Several things about Tampa Bay caught Bill Smith's eye last summer when he was looking to expand his cutting edge grocery delivery business Shipt.
The area was growing. It was getting younger. And rents and mortgages were reasonable, meaning people here had more money to spend on other things.
And while the community was becoming more tech-savvy, it wasn't awash in tech venture companies that clutter markets in the Northeast and California.
"We liked that Tampa wasn't so big that it would be too hard to cut through the noise," said Smith, whose company allows customers to order grocery delivery from Publix through a smartphone app.
Indeed, not long after, two other consumer-driven companies with tech appeal — Drizly, which delivers alcohol people order from an app, and Carvana, from which people order cars online — launched in Tampa Bay.
In choosing Tampa Bay and other mid-sized metros in the Southeast, these companies largely eschewed more high-profile areas known for a tech-driven youth culture with money to burn.
That they chose Tampa Bay is an acknowledgment that considerable buzz is building that this is an up-and-coming metro with a burgeoning crop of young professionals who are spurring new development and reviving downtown corridors.
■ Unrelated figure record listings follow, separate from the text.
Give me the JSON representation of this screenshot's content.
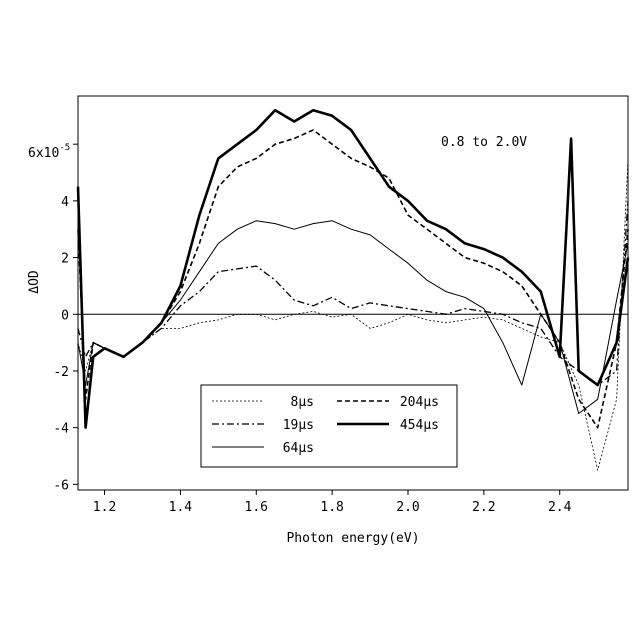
{
  "chart_data": {
    "type": "line",
    "xlabel": "Photon energy(eV)",
    "ylabel": "ΔOD",
    "annotation": "0.8 to 2.0V",
    "y_exponent_label": "6x10",
    "y_exponent_power": "-5",
    "xlim": [
      1.13,
      2.58
    ],
    "ylim": [
      -6.2,
      7.7
    ],
    "x_ticks": [
      1.2,
      1.4,
      1.6,
      1.8,
      2.0,
      2.2,
      2.4
    ],
    "x_tick_labels": [
      "1.2",
      "1.4",
      "1.6",
      "1.8",
      "2.0",
      "2.2",
      "2.4"
    ],
    "y_ticks": [
      -6,
      -4,
      -2,
      0,
      2,
      4
    ],
    "y_tick_labels": [
      "-6",
      "-4",
      "-2",
      "0",
      "2",
      "4"
    ],
    "y_top_tick": 6,
    "zero_line": true,
    "legend_position": "bottom-center",
    "series": [
      {
        "name": "8µs",
        "style": "dotted-thin",
        "x": [
          1.13,
          1.15,
          1.17,
          1.2,
          1.25,
          1.3,
          1.35,
          1.4,
          1.45,
          1.5,
          1.55,
          1.6,
          1.65,
          1.7,
          1.75,
          1.8,
          1.85,
          1.9,
          1.95,
          2.0,
          2.05,
          2.1,
          2.15,
          2.2,
          2.25,
          2.3,
          2.35,
          2.4,
          2.45,
          2.5,
          2.55,
          2.58
        ],
        "values": [
          -1.0,
          -2.0,
          -1.0,
          -1.2,
          -1.5,
          -1.0,
          -0.5,
          -0.5,
          -0.3,
          -0.2,
          0.0,
          0.0,
          -0.2,
          0.0,
          0.1,
          -0.1,
          0.0,
          -0.5,
          -0.3,
          0.0,
          -0.2,
          -0.3,
          -0.2,
          -0.1,
          -0.2,
          -0.5,
          -0.8,
          -1.0,
          -2.5,
          -5.5,
          -3.0,
          5.5
        ]
      },
      {
        "name": "19µs",
        "style": "dashdot",
        "x": [
          1.13,
          1.15,
          1.17,
          1.2,
          1.25,
          1.3,
          1.35,
          1.4,
          1.45,
          1.5,
          1.55,
          1.6,
          1.65,
          1.7,
          1.75,
          1.8,
          1.85,
          1.9,
          1.95,
          2.0,
          2.05,
          2.1,
          2.15,
          2.2,
          2.25,
          2.3,
          2.35,
          2.4,
          2.45,
          2.5,
          2.55,
          2.58
        ],
        "values": [
          -0.5,
          -1.5,
          -1.0,
          -1.2,
          -1.5,
          -1.0,
          -0.5,
          0.3,
          0.8,
          1.5,
          1.6,
          1.7,
          1.2,
          0.5,
          0.3,
          0.6,
          0.2,
          0.4,
          0.3,
          0.2,
          0.1,
          0.0,
          0.2,
          0.1,
          0.0,
          -0.3,
          -0.5,
          -1.5,
          -2.0,
          -2.5,
          -2.0,
          4.0
        ]
      },
      {
        "name": "64µs",
        "style": "solid-thin",
        "x": [
          1.13,
          1.15,
          1.17,
          1.2,
          1.25,
          1.3,
          1.35,
          1.4,
          1.45,
          1.5,
          1.55,
          1.6,
          1.65,
          1.7,
          1.75,
          1.8,
          1.85,
          1.9,
          1.95,
          2.0,
          2.05,
          2.1,
          2.15,
          2.2,
          2.25,
          2.3,
          2.35,
          2.4,
          2.45,
          2.5,
          2.55,
          2.58
        ],
        "values": [
          -1.0,
          -2.5,
          -1.0,
          -1.2,
          -1.5,
          -1.0,
          -0.3,
          0.5,
          1.5,
          2.5,
          3.0,
          3.3,
          3.2,
          3.0,
          3.2,
          3.3,
          3.0,
          2.8,
          2.3,
          1.8,
          1.2,
          0.8,
          0.6,
          0.2,
          -1.0,
          -2.5,
          0.0,
          -1.0,
          -3.5,
          -3.0,
          0.5,
          2.5
        ]
      },
      {
        "name": "204µs",
        "style": "dashed",
        "x": [
          1.13,
          1.15,
          1.17,
          1.2,
          1.25,
          1.3,
          1.35,
          1.4,
          1.45,
          1.5,
          1.55,
          1.6,
          1.65,
          1.7,
          1.75,
          1.8,
          1.85,
          1.9,
          1.95,
          2.0,
          2.05,
          2.1,
          2.15,
          2.2,
          2.25,
          2.3,
          2.35,
          2.4,
          2.45,
          2.5,
          2.55,
          2.58
        ],
        "values": [
          3.0,
          -3.0,
          -1.0,
          -1.2,
          -1.5,
          -1.0,
          -0.3,
          0.8,
          2.5,
          4.5,
          5.2,
          5.5,
          6.0,
          6.2,
          6.5,
          6.0,
          5.5,
          5.2,
          4.8,
          3.5,
          3.0,
          2.5,
          2.0,
          1.8,
          1.5,
          1.0,
          0.0,
          -1.0,
          -3.0,
          -4.0,
          -1.0,
          3.0
        ]
      },
      {
        "name": "454µs",
        "style": "solid-thick",
        "x": [
          1.13,
          1.15,
          1.17,
          1.2,
          1.25,
          1.3,
          1.35,
          1.4,
          1.45,
          1.5,
          1.55,
          1.6,
          1.65,
          1.7,
          1.75,
          1.8,
          1.85,
          1.9,
          1.95,
          2.0,
          2.05,
          2.1,
          2.15,
          2.2,
          2.25,
          2.3,
          2.35,
          2.4,
          2.43,
          2.45,
          2.5,
          2.55,
          2.58
        ],
        "values": [
          4.5,
          -4.0,
          -1.5,
          -1.2,
          -1.5,
          -1.0,
          -0.3,
          1.0,
          3.5,
          5.5,
          6.0,
          6.5,
          7.2,
          6.8,
          7.2,
          7.0,
          6.5,
          5.5,
          4.5,
          4.0,
          3.3,
          3.0,
          2.5,
          2.3,
          2.0,
          1.5,
          0.8,
          -1.5,
          6.2,
          -2.0,
          -2.5,
          -1.0,
          2.0
        ]
      }
    ]
  }
}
"We love Tampa," said Smith, whose company is now in more than a dozen markets, mostly in the Southeast. "Think of someplace like New York City, where there's so much going on and there's new tech coming out all the time. It can be hard to connect with people."
Drizly, from which customers can order beverage deliveries from ABC Fine Wine & Spirits, launched in Tampa in November and expanded into St. Petersburg after just a few months.
Though Drizly operates in big cities like New York, Los Angeles and Chicago, it has found success launching in mid-tier metros like Tampa, St. Louis and Providence, said Justin Robinson, the Boston-based company's co-founder.
"We've been in those (bigger) cities for three to four years, and since then we've started to hone in to the type of markets that make the most sense for our business," Robinson said. "Tampa was interesting to us because of the rise of the craft beer market there pretty recently. We saw that Shipt launched there and was successful."
Carvana, an online buying, selling and delivery car service, debuted in Tampa Bay in April. Co-Founder Ryan Keeton said the company chose to build their warehouses in Atlanta instead of in a more tech-driven place like Silicon Valley because the real estate was cheaper and the marketplace was less crowded.
The company came to believe there was an under served "tech-forward" audience in the south.
"Our experience in Atlanta unlocked Nashville, Birmingham, Charlotte and now Tampa," Keeton said.
Even though none of these companies has offices here, their services are helping Tampa Bay stand out.
Travel website Orbitz recently included Tampa in a list "hotspots nobody cared about 15 years ago." Last year Money Magazine named Tampa the top city in the Southeast on a "best places to live" list.